Once you have taxonomic profiles or ASV/OTU count tables, the next step is to quantify diversity within and between samples, and to identify taxa that differ between conditions.


A. Alpha Diversity (Within‐Sample)

Metrics

  • Shannon index: accounts for both richness and evenness
  • Simpson index: emphasizes dominance (less sensitive to rare taxa)

QIIME 2

# Assuming you have an exported feature-table.biom and rooted phylogeny (for Faith’s PD):
qiime diversity alpha \
  --i-table feature-table.qza \
  --p-metric shannon \
  --o-alpha-diversity shannon_vector.qza

qiime diversity alpha \
  --i-table feature-table.qza \
  --p-metric simpson \
  --o-alpha-diversity simpson_vector.qza

# View results
qiime metadata tabulate \
  --m-input-file shannon_vector.qza \
  --o-visualization shannon_vector.qzv

phyloseq (R)

library(phyloseq)
# import your OTU/ASV table + taxonomy + sample metadata
ps <- import_biom("feature-table.biom")
ps <- merge_phyloseq(ps, sample_data(read.csv("metadata.csv", row.names=1)))
# Compute and plot
plot_richness(
  ps,
  measures = c("Shannon","Simpson"),
  x = "Condition"
) + theme_bw()

B. Beta Diversity (Between‐Sample)

Distance metrics

  • Bray–Curtis: abundance‐based

  • UniFrac (unweighted/weighted): phylogeny‐aware

Ordination

  • PCoA (Principal Coordinates Analysis)

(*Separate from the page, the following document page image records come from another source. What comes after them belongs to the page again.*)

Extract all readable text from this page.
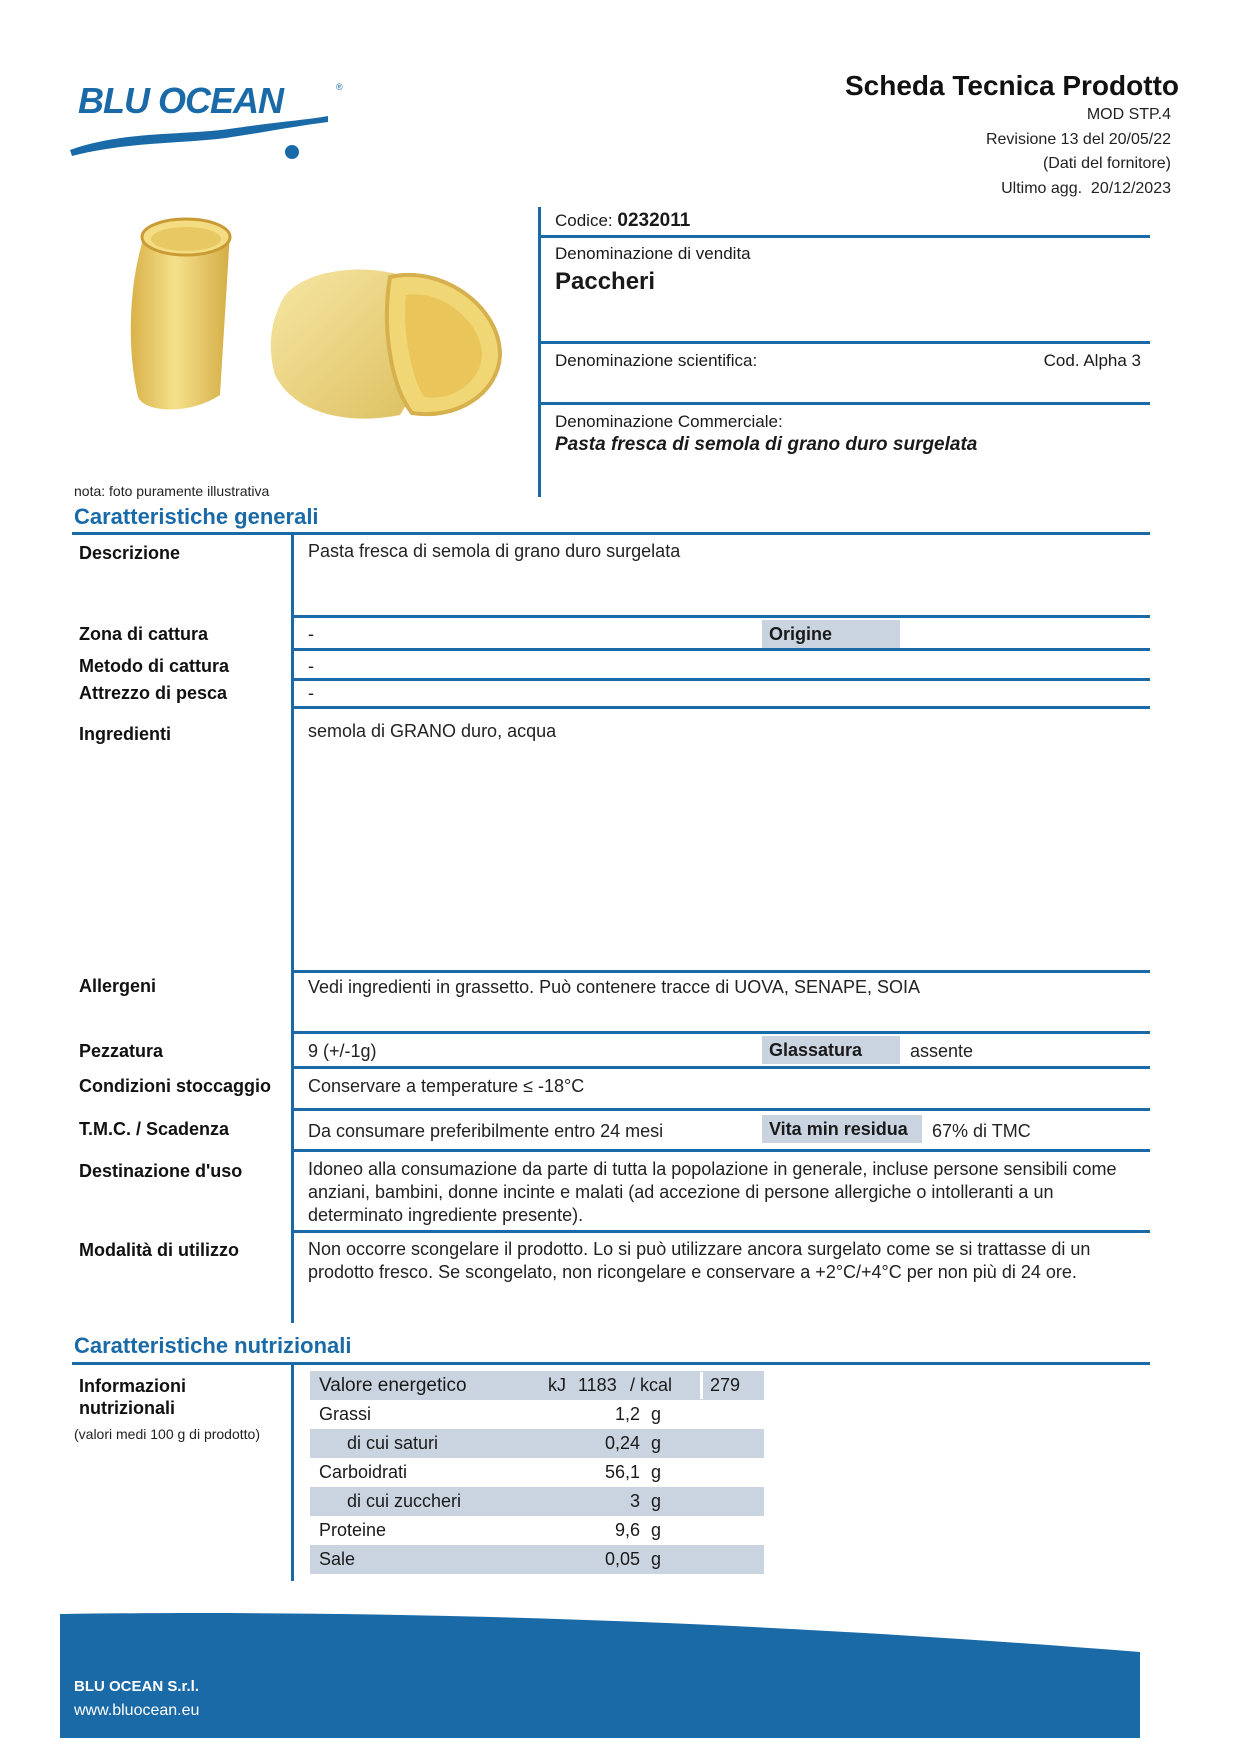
BLU OCEAN	®	Scheda Tecnica Prodotto
MOD STP.4
Revisione 13 del 20/05/22
(Dati del fornitore)
Ultimo agg. 20/12/2023
nota: foto puramente illustrativa
Codice: 0232011
Denominazione di vendita
Paccheri
Denominazione scientifica:	Cod. Alpha 3
Denominazione Commerciale:
Pasta fresca di semola di grano duro surgelata
Caratteristiche generali
Descrizione	Pasta fresca di semola di grano duro surgelata
Zona di cattura	-	Origine
Metodo di cattura	-
Attrezzo di pesca	-
Ingredienti	semola di GRANO duro, acqua
Allergeni	Vedi ingredienti in grassetto. Può contenere tracce di UOVA, SENAPE, SOIA
Pezzatura	9 (+/-1g)	Glassatura	assente
Condizioni stoccaggio Conservare a temperature ≤ -18°C
T.M.C. / Scadenza	Da consumare preferibilmente entro 24 mesi	Vita min residua	67% di TMC
Destinazione d'uso	Idoneo alla consumazione da parte di tutta la popolazione in generale, incluse persone sensibili come anziani, bambini, donne incinte e malati (ad accezione di persone allergiche o intolleranti a un determinato ingrediente presente).
Modalità di utilizzo	Non occorre scongelare il prodotto. Lo si può utilizzare ancora surgelato come se si trattasse di un prodotto fresco. Se scongelato, non ricongelare e conservare a +2°C/+4°C per non più di 24 ore.
Caratteristiche nutrizionali
Informazioni
nutrizionali
(valori medi 100 g di prodotto)
Valore energetico	kJ 1183 / kcal 279
Grassi	1,2 g
di cui saturi	0,24 g
Carboidrati	56,1 g
di cui zuccheri	3 g
Proteine	9,6 g
Sale	0,05 g
BLU OCEAN S.r.l.
www.bluocean.eu
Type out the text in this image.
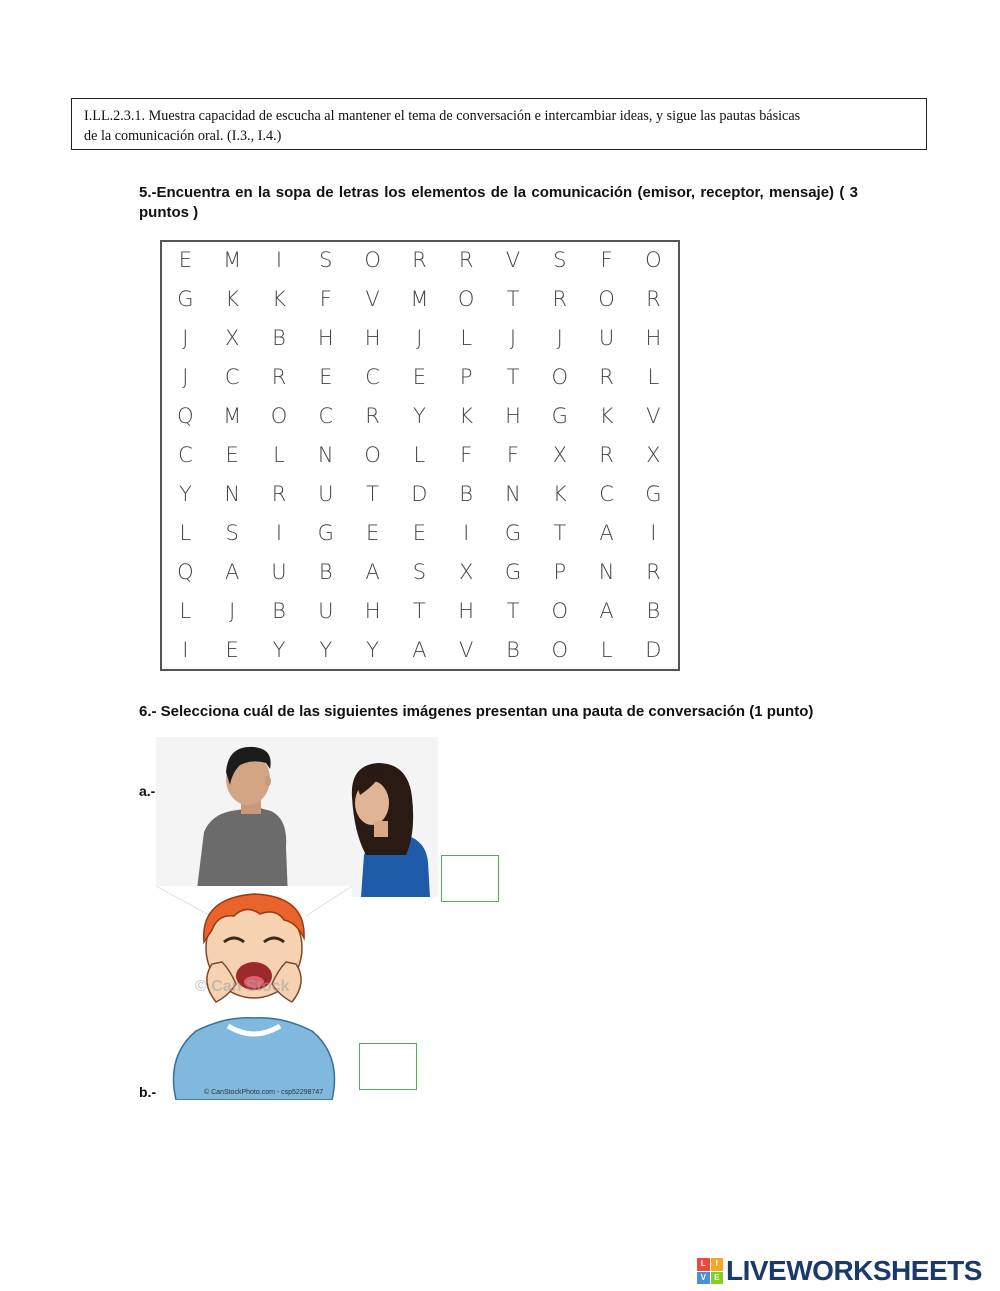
I.LL.2.3.1. Muestra capacidad de escucha al mantener el tema de conversación e intercambiar ideas, y sigue las pautas básicas
de la comunicación oral. (I.3., I.4.)
5.-Encuentra en la sopa de letras los elementos de la comunicación (emisor, receptor, mensaje) ( 3 puntos )
E	M	I	S	O	R	R	V	S	F	O
G	K	K	F	V	M	O	T	R	O	R
J	X	B	H	H	J	L	J	J	U	H
J	C	R	E	C	E	P	T	O	R	L
Q	M	O	C	R	Y	K	H	G	K	V
C	E	L	N	O	L	F	F	X	R	X
Y	N	R	U	T	D	B	N	K	C	G
L	S	I	G	E	E	I	G	T	A	I
Q	A	U	B	A	S	X	G	P	N	R
L	J	B	U	H	T	H	T	O	A	B
I	E	Y	Y	Y	A	V	B	O	L	D
6.- Selecciona cuál de las siguientes imágenes presentan una pauta de conversación (1 punto)
a.-
© Can Stock
© CanStockPhoto.com - csp52298747
b.-
L	I
V	E LIVEWORKSHEETS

  • NMDS (Non‐metric multidimensional scaling)

QIIME 2

# First compute core metrics (including multiple distances + ordinations)
qiime diversity core-metrics-phylogenetic \
  --i-table feature-table.qza \
  --i-phylogeny rooted-tree.qza \
  --p-sampling-depth 10000 \
  --m-metadata-file sample-metadata.tsv \
  --output-dir core-metrics-results

# Visualize PCoA
qiime diversity pcoa-visualization \
  --i-pcoa core-metrics-results/bray_curtis_pcoa_results.qza \
  --m-metadata-file sample-metadata.tsv \
  --o-visualization core-metrics-results/bray_curtis_pcoa.qzv

phyloseq (R)

library(phyloseq)
# Assuming `ps` is your phyloseq object with a phylogenetic tree
ps <- prune_samples(sample_sums(ps) > 0, ps)
# Calculate distances
bc_dist   <- distance(ps, method="bray")
wu_dist   <- UniFrac(ps, weighted=FALSE)
wwu_dist  <- UniFrac(ps, weighted=TRUE)

# PCoA
ordu_bc <- ordinate(ps, method="PCoA", distance=bc_dist)
plot_ordination(ps, ordu_bc, color="Condition") + ggtitle("Bray–Curtis PCoA")

# NMDS
ordu_nmds <- ordinate(ps, method="NMDS", distance=bc_dist)
plot_ordination(ps, ordu_nmds, color="Condition") + ggtitle("NMDS (Bray–Curtis)")

C. Differential Abundance

1. ANCOM (QIIME 2 plugin)
# Convert to compositional data
qiime composition add-pseudocount \
  --i-table feature-table.qza \
  --o-composition-table comp-table.qza

# Run ANCOM
qiime composition ancom \
  --i-table comp-table.qza \
  --m-metadata-file sample-metadata.tsv \
  --m-metadata-column Condition \
  --o-visualization ancom-Condition.qzv

2. DESeq2 on Raw Counts (R)

library(DESeq2)
library(phyloseq)

# Convert phyloseq to DESeq2
dds <- phyloseq_to_deseq2(ps, ~ Condition)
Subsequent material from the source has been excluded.